3411 docs(skychat): voice RFC — real-time voice with all media on the encrypted mesh sets the constraint that shapes everything: WebRTC is used only as a media library (Opus, RTP, jitter handling), with the skywire transport replacing ICE and DTLS-SRTP entirely — so audio rides the same Noise-encrypted mesh path as everything else and never opens a raw-internet ICE candidate. Media travels on the faithful-UDP datagram route groups already wired into the router.

3412 feat(skychat): voice core — signaling (dmsg+skynet, one port) + RTP media is the transport-agnostic engine: a signaler that exchanges invite / accept / decline / hangup over both dmsg and skynet on the same port, and a session that paces PCM frames through a codec into length-prefixed RTP over a skywire stream. It ships with a passthrough PCM codec and pluggable mic/speaker seams so the whole control-and-media plane runs and is unit-tested before any real audio device is attached.
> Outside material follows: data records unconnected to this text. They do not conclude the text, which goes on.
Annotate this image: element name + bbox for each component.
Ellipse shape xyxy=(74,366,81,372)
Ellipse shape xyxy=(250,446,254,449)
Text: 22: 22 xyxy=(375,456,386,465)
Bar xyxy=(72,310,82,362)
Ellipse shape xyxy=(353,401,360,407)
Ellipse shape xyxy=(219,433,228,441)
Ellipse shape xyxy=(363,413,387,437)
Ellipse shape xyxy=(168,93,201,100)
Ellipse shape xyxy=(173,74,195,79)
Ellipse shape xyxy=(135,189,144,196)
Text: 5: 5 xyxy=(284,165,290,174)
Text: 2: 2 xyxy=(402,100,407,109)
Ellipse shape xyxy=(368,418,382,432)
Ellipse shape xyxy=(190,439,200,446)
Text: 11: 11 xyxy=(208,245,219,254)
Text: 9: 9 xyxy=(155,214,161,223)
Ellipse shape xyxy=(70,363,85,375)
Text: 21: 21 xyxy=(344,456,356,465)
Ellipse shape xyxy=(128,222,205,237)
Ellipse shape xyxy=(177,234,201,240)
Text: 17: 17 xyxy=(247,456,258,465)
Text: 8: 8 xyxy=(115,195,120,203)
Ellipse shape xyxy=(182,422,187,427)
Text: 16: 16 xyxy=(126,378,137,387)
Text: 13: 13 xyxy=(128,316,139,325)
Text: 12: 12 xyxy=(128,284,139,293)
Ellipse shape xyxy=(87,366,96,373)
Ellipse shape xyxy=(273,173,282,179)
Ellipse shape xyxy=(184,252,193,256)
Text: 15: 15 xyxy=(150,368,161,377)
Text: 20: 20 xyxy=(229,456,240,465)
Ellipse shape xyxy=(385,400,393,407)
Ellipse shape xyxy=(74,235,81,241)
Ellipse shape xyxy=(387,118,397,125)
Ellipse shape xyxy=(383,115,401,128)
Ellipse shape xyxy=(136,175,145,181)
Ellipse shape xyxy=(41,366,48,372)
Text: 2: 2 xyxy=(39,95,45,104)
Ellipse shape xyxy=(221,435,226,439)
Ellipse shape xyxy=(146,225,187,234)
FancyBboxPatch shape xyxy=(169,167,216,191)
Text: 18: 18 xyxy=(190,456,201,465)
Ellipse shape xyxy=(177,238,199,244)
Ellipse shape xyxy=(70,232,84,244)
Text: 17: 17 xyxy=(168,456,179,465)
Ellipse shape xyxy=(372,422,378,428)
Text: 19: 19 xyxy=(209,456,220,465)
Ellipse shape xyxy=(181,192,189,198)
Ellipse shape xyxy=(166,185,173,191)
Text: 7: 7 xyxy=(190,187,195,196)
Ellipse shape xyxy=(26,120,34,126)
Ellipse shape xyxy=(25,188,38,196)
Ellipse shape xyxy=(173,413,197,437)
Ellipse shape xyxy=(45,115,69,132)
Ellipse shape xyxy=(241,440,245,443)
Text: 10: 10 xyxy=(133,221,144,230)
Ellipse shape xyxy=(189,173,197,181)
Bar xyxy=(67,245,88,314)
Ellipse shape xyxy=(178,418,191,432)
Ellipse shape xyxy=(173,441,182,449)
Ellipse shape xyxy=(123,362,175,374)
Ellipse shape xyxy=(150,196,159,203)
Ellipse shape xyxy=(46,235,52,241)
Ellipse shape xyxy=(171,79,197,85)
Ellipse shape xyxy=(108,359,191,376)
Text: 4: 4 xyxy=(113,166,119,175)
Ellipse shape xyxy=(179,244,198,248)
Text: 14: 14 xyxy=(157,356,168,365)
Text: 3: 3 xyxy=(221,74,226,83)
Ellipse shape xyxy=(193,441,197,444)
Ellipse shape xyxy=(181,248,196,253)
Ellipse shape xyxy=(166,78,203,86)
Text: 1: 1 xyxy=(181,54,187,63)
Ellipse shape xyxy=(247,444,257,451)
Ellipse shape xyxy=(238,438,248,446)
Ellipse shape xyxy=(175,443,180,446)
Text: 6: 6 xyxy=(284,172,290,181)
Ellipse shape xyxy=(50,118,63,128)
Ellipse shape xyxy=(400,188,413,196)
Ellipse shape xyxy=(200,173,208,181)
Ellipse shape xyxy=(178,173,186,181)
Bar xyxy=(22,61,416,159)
3413 feat(skychat): wire voice into the visor — init + RPC + CLI brings that engine up on a running visor: it listens for inbound call signaling over dmsg and skynet, dials outbound calls skynet-first with a dmsg fallback, and exposes voice call / voice hangup / voice list over RPC and the CLI. For now the visor auto-answers with silent media — accepting a call leaks no audio — a deliberate placeholder until a real audio backend and an explicit-answer consent flow land.

Skywire: Pruning the Browser-Visor Blob History

chore(wasm-visor): re-add embedded blob after history prune closes out a repository-hygiene issue. The committed browser-visor blob (pkg/wasmhv/wasmbin/wasm-visor.wasm.gz) is regenerated and re-committed on every wasm change, and git keeps every past version forever — ~40 copies had accumulated to roughly 350 MB of a bloated .git. A one-time git-filter-repo pass (now scripted behind a make prune-wasm-embed-history target) stripped every historical copy and re-added only the current blob, so history holds it exactly once — reclaiming the space while keeping the blob committed so a from-source build still works without a wasm toolchain.